Ante la llegada de un nuevo feriado restaurantes, cafeterías, bares no ven posible la opción de cerrar, se ha convertido en un privilegio que solo pocos pueden aprovechar entendiendo el yugo al que la pandemia los ha sometido.
El presidente de la Cámara de Empresarios Gastronómicos Sergio Valenzuela dialogó con Radio 2 ofreciendo una radiografía de un sector que a duras penas se sostiene viviendo del día a día.
De hecho casi la totalidad de los empresarios debieron endeudarse durante 2020 para evitar el cierre, una etapa al que tantos otros debieron ser sometidos por más voluntad de trabajo que sus dueños demostraran.
Ya no existe ni se propone algún tipo de financiamiento, resulta incosteable, pero en las mesas de dialogo con el gobierno tampoco las propuestas para reducir tarifas, impuestos o tasas parecen viable entre interlocutores políticos.
“La reunión de hace un par de semanas fue informativa.
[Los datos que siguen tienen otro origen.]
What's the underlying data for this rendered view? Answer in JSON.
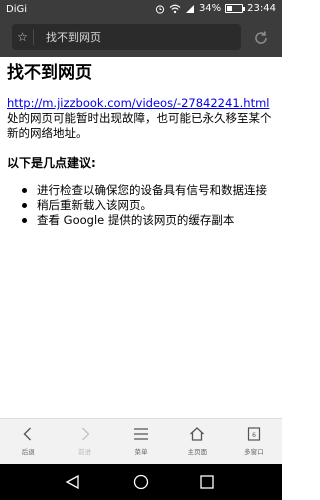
{
  "status_bar": {
    "carrier": "DiGi",
    "battery_percent": "34%",
    "battery_level": 0.34,
    "time": "23:44",
    "icons": [
      "alarm-icon",
      "wifi-icon",
      "signal-icon",
      "battery-icon"
    ]
  },
  "browser": {
    "url_bar_text": "找不到网页",
    "bookmark_icon": "star-icon",
    "refresh_icon": "refresh-icon"
  },
  "page": {
    "title": "找不到网页",
    "url": "http://m.jizzbook.com/videos/-27842241.html",
    "description": "处的网页可能暂时出现故障，也可能已永久移至某个新的网络地址。",
    "suggestions_title": "以下是几点建议:",
    "suggestions": [
      "进行检查以确保您的设备具有信号和数据连接",
      "稍后重新载入该网页。",
      "查看 Google 提供的该网页的缓存副本"
    ]
  },
  "toolbar": {
    "items": [
      {
        "label": "后退",
        "icon": "back-icon",
        "enabled": true
      },
      {
        "label": "前进",
        "icon": "forward-icon",
        "enabled": false
      },
      {
        "label": "菜单",
        "icon": "menu-icon",
        "enabled": true
      },
      {
        "label": "主页面",
        "icon": "home-icon",
        "enabled": true
      },
      {
        "label": "多窗口",
        "icon": "tabs-icon",
        "enabled": true
      }
    ]
  },
  "nav_bar": {
    "icons": [
      "nav-back-icon",
      "nav-home-icon",
      "nav-recents-icon"
    ]
  }
}
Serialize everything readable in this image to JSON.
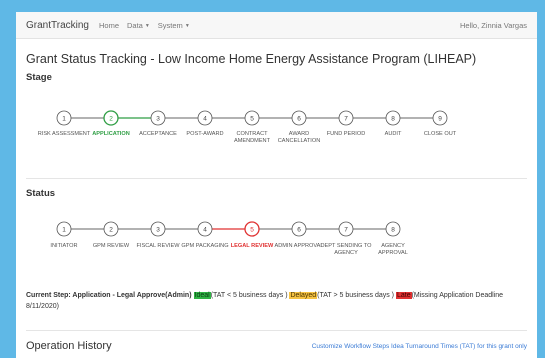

No se evalúan impactos de las decisiones que se puedan tomar porque quien vive de la actividad pública no conocen la actividad privada, no saben ni los más mínimos sacrificios que implican” sentenció Valenzuela.
El hecho de haber restringido los horarios de atención comercial fueron un rotundo mazazo para los emprendedores gastronómicos. La idea madre propone evitar la circulación de personas y con ello la del virus.
Paradójicamente para Valenzuela el efecto termina siendo el contrario, ya que son los locales habilitados los que respetan a rajatabla el protocolo mientras que la idiosincrasia del argentino termina por vulnerar toda norma.